Azar also argued that increasing the number of drugs available as generics would help. I would say this sounds like a great idea, but the only problem would be that it would require changing the patent laws in the U.S. This also seems to directly contradict the idea that we need to force other countries to foot more of the cost of developing drugs in the future. We will get into the weeds when specific recommendations come out. I do remember a very similar push when the Obama administration tried to force drug companies to offer discounts, even to Medicare patients.

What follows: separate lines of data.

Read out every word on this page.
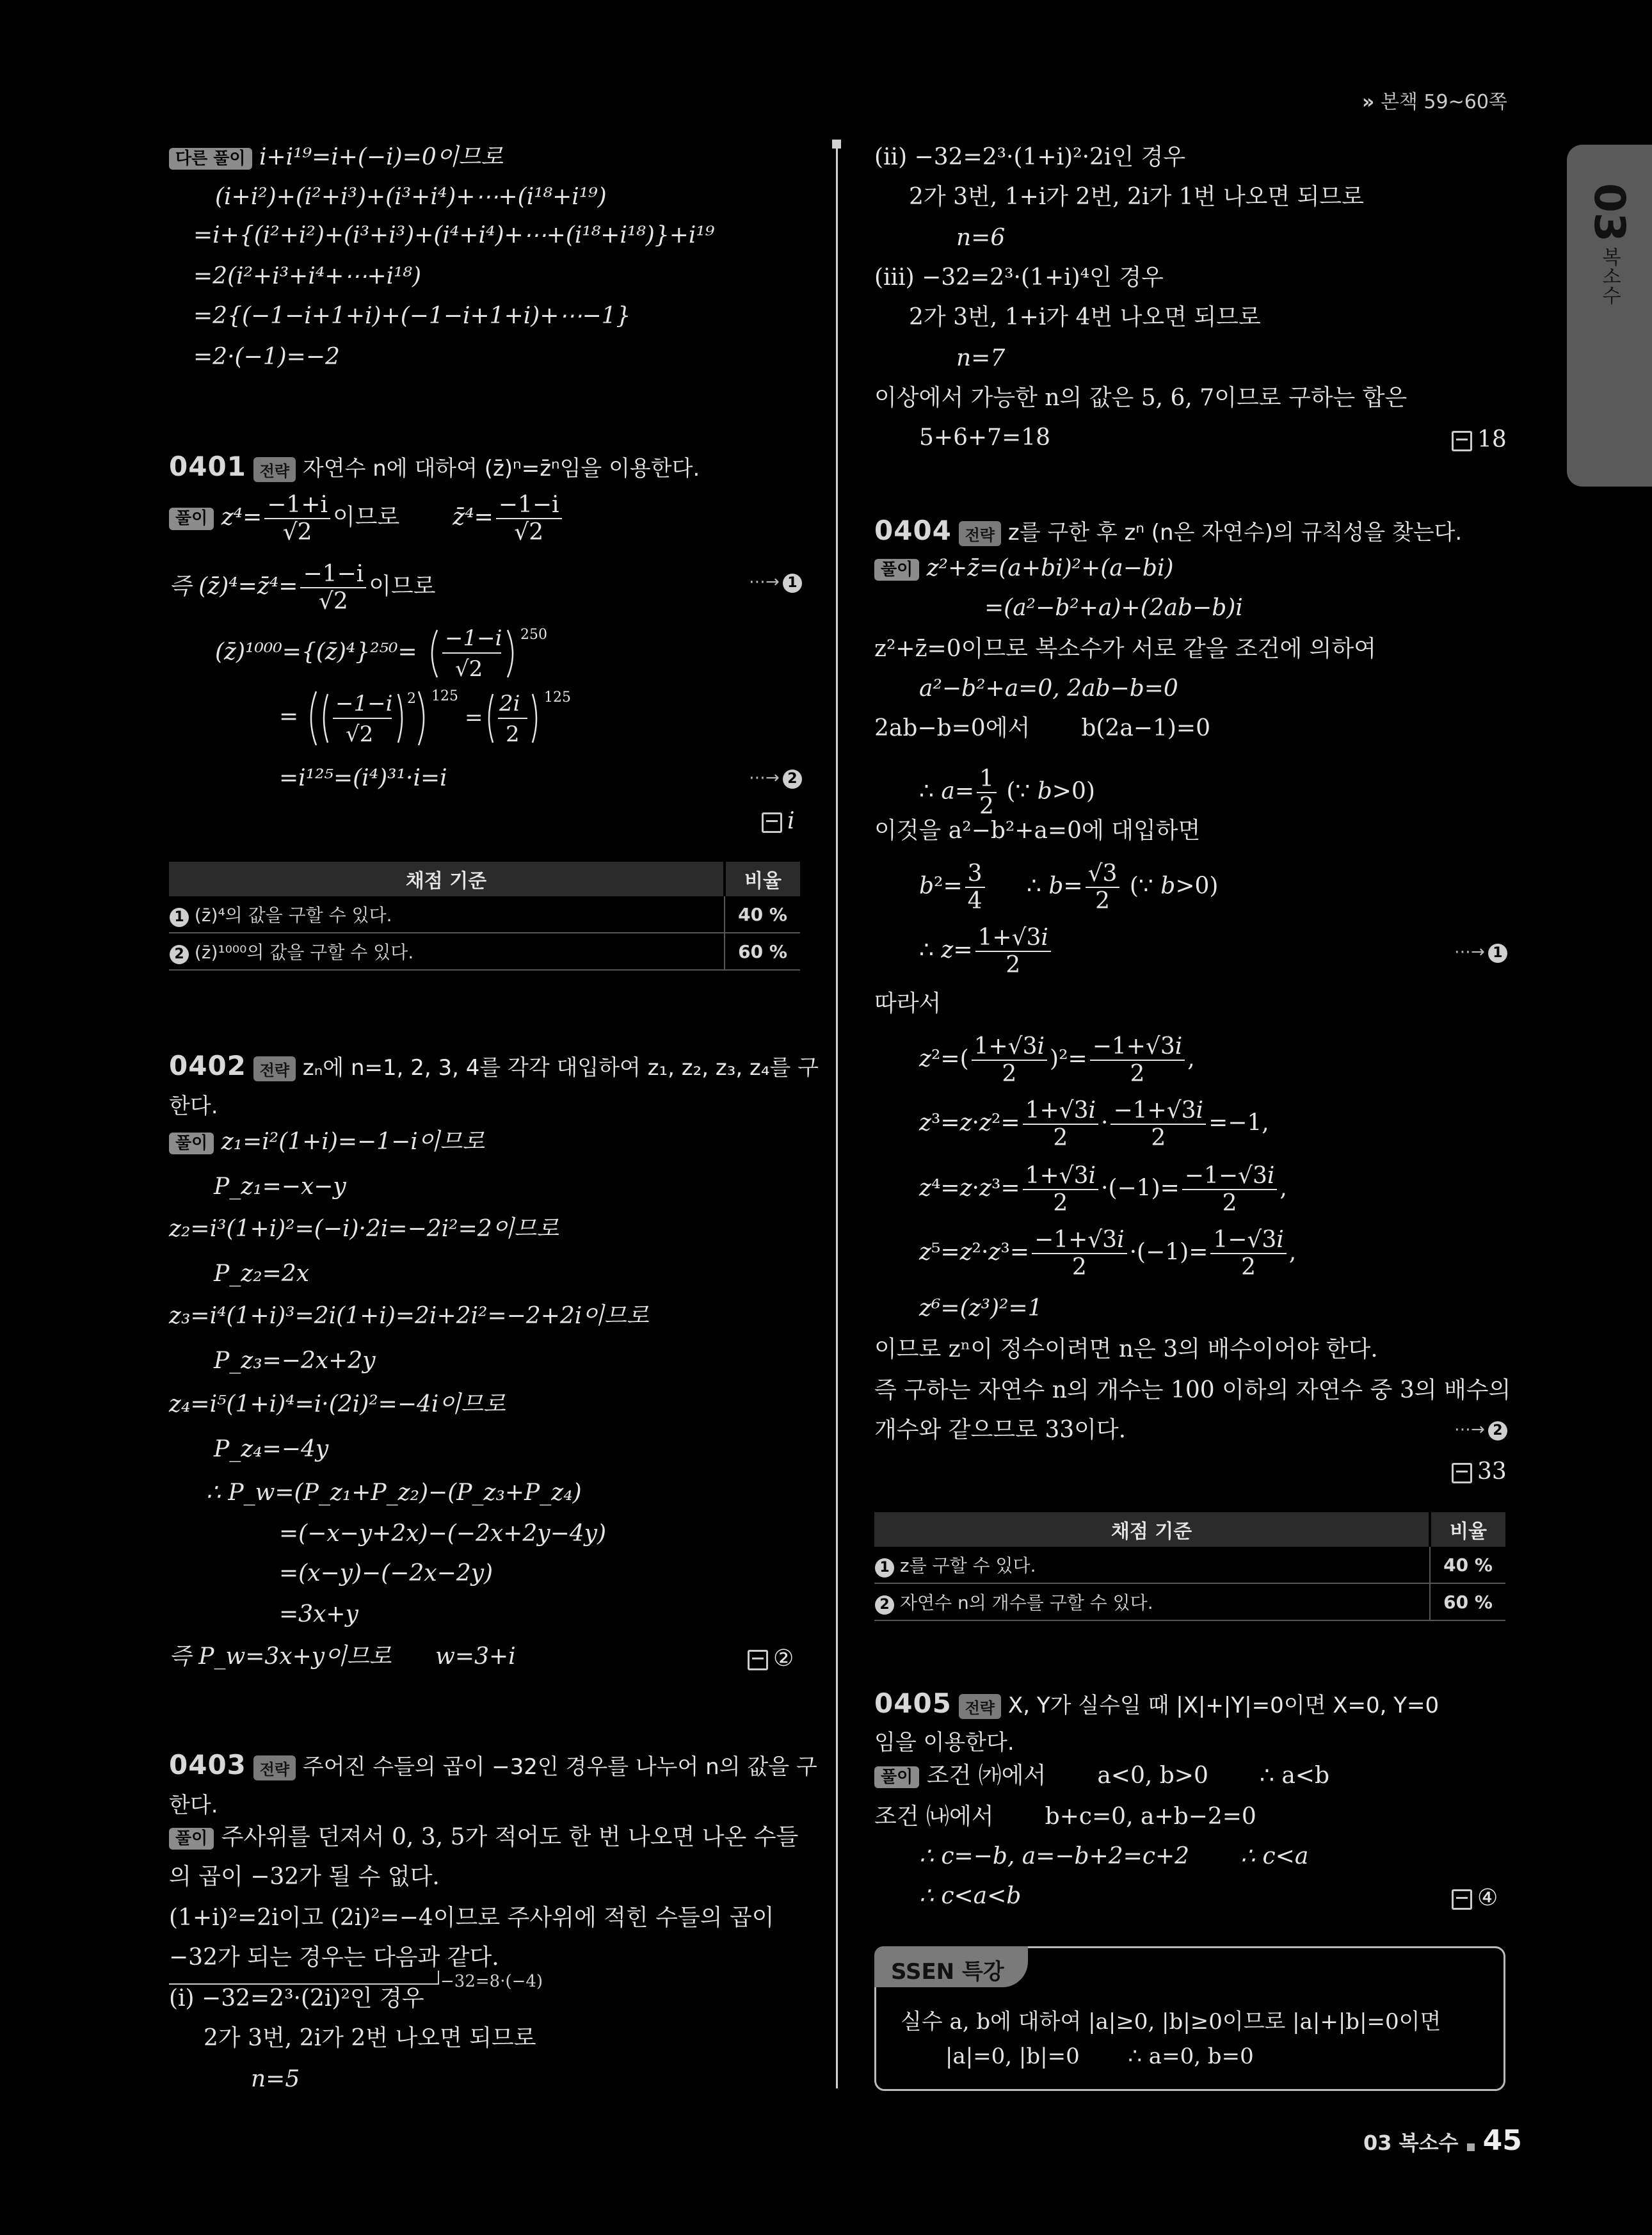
» 본책 59~60쪽
03
복소수
다른 풀이 i+i¹⁹=i+(−i)=0이므로
(i+i²)+(i²+i³)+(i³+i⁴)+⋯+(i¹⁸+i¹⁹)
=i+{(i²+i²)+(i³+i³)+(i⁴+i⁴)+⋯+(i¹⁸+i¹⁸)}+i¹⁹
=2(i²+i³+i⁴+⋯+i¹⁸)
=2{(−1−i+1+i)+(−1−i+1+i)+⋯−1}
=2·(−1)=−2
0401 전략 자연수 n에 대하여 (z̄)ⁿ=z̄ⁿ임을 이용한다.
풀이 $z^4= \frac{-1+i}{√2}$ 이므로 z̄⁴= $\frac{-1-i}{√2}$
즉 (z̄)⁴=z̄⁴= $\frac{-1-i}{√2}$ 이므로	⋯→ 1
(z̄)¹⁰⁰⁰={(z̄)⁴}²⁵⁰=
−1−i
√2
250
= −1−i
√2
2 125
=
2i
2
125
=i¹²⁵=(i⁴)³¹·i=i	⋯→ 2
i
채점 기준	비율
1 (z̄)⁴의 값을 구할 수 있다.	40 %
2 (z̄)¹⁰⁰⁰의 값을 구할 수 있다.	60 %
0402 전략 zₙ에 n=1, 2, 3, 4를 각각 대입하여 z₁, z₂, z₃, z₄를 구
한다.
풀이 z₁=i²(1+i)=−1−i이므로
P_z₁=−x−y
z₂=i³(1+i)²=(−i)·2i=−2i²=2이므로
P_z₂=2x
z₃=i⁴(1+i)³=2i(1+i)=2i+2i²=−2+2i이므로
P_z₃=−2x+2y
z₄=i⁵(1+i)⁴=i·(2i)²=−4i이므로
P_z₄=−4y
∴ P_w=(P_z₁+P_z₂)−(P_z₃+P_z₄)
=(−x−y+2x)−(−2x+2y−4y)
=(x−y)−(−2x−2y)
=3x+y
즉 P_w=3x+y이므로      w=3+i	②
0403 전략 주어진 수들의 곱이 −32인 경우를 나누어 n의 값을 구
한다.
풀이 주사위를 던져서 0, 3, 5가 적어도 한 번 나오면 나온 수들
의 곱이 −32가 될 수 없다.
(1+i)²=2i이고 (2i)²=−4이므로 주사위에 적힌 수들의 곱이
−32가 되는 경우는 다음과 같다.
−32=8·(−4)
(i) −32=2³·(2i)²인 경우
2가 3번, 2i가 2번 나오면 되므로
n=5
(ii) −32=2³·(1+i)²·2i인 경우
2가 3번, 1+i가 2번, 2i가 1번 나오면 되므로
n=6
(iii) −32=2³·(1+i)⁴인 경우
2가 3번, 1+i가 4번 나오면 되므로
n=7
이상에서 가능한 n의 값은 5, 6, 7이므로 구하는 합은
5+6+7=18	18
0404 전략 z를 구한 후 zⁿ (n은 자연수)의 규칙성을 찾는다.
풀이 z²+z̄=(a+bi)²+(a−bi)
=(a²−b²+a)+(2ab−b)i
z²+z̄=0이므로 복소수가 서로 같을 조건에 의하여
a²−b²+a=0, 2ab−b=0
2ab−b=0에서       b(2a−1)=0
∴ $a= \frac{1}{2}$ (∵ b>0)
이것을 a²−b²+a=0에 대입하면
$b^2= \frac{3}{4}$ ∴ $b= \frac{√3}{2}$ (∵ b>0)
∴ $z= \frac{1+√3i}{2}$	⋯→ 1
따라서
$z^2=( \frac{1+√3i}{2} )^2= \frac{-1+√3i}{2}$ ,
$z^3=z\cdot z^2= \frac{1+√3i}{2} \cdot \frac{-1+√3i}{2} =-1$,
$z^4=z\cdot z^3= \frac{1+√3i}{2} \cdot(-1)= \frac{-1-√3i}{2}$ ,
$z^5=z^2\cdot z^3= \frac{-1+√3i}{2} \cdot(-1)= \frac{1-√3i}{2}$ ,
z⁶=(z³)²=1
이므로 zⁿ이 정수이려면 n은 3의 배수이어야 한다.
즉 구하는 자연수 n의 개수는 100 이하의 자연수 중 3의 배수의
개수와 같으므로 33이다.	⋯→ 2
33
채점 기준	비율
1 z를 구할 수 있다.	40 %
2 자연수 n의 개수를 구할 수 있다.	60 %
0405 전략 X, Y가 실수일 때 |X|+|Y|=0이면 X=0, Y=0
임을 이용한다.
풀이 조건 ㈎에서       a<0, b>0       ∴ a<b
조건 ㈏에서       b+c=0, a+b−2=0
∴ c=−b, a=−b+2=c+2       ∴ c<a
∴ c<a<b	④
SSEN 특강
실수 a, b에 대하여 |a|≥0, |b|≥0이므로 |a|+|b|=0이면
|a|=0, |b|=0       ∴ a=0, b=0
03 복소수 45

Azar also railed against the use of “Bio Similar Products.” This is a method in which drugs are reverse-engineered by countries that cannot afford to pay drug companies for prescription drugs. Again, short of sending out our military forces, using trade embargos or tariffs, I am not sure how this would be accomplished. I also would imagine there would be a huge backlash for any such moves.
Reducing Government Rules
In this area we can see where the 340B drug program would be impacted. Azar seemed to indicate that Medicare Part B separately billable drugs would be moved under the Medicare Part D drug benefit. He specifically addressed drugs billed by physicians in their offices. If this is what he meant, the cuts in the 340B program would become irrelevant as the separately billable drugs that were cut under the 340B drug program will simply move under the Medicare Part D program.
This would force Medicare beneficiaries into the Part D program. It would seem that this could become a regressive benefit when Medicare Beneficiaries that were not paying separately for drugs are forced into paying premiums for Medicare Part D.
We won’t see any actual regulations for months. I would also note that Medicare and healthcare are the “third rail” of politics. For anyone not familiar with trains, the analogy refers to the inner train rail that carries the electric current that kills riders unfortunate enough to touch it. Additionally, the powerful pharmaceutical industry will certainly have a say in regulatory changes.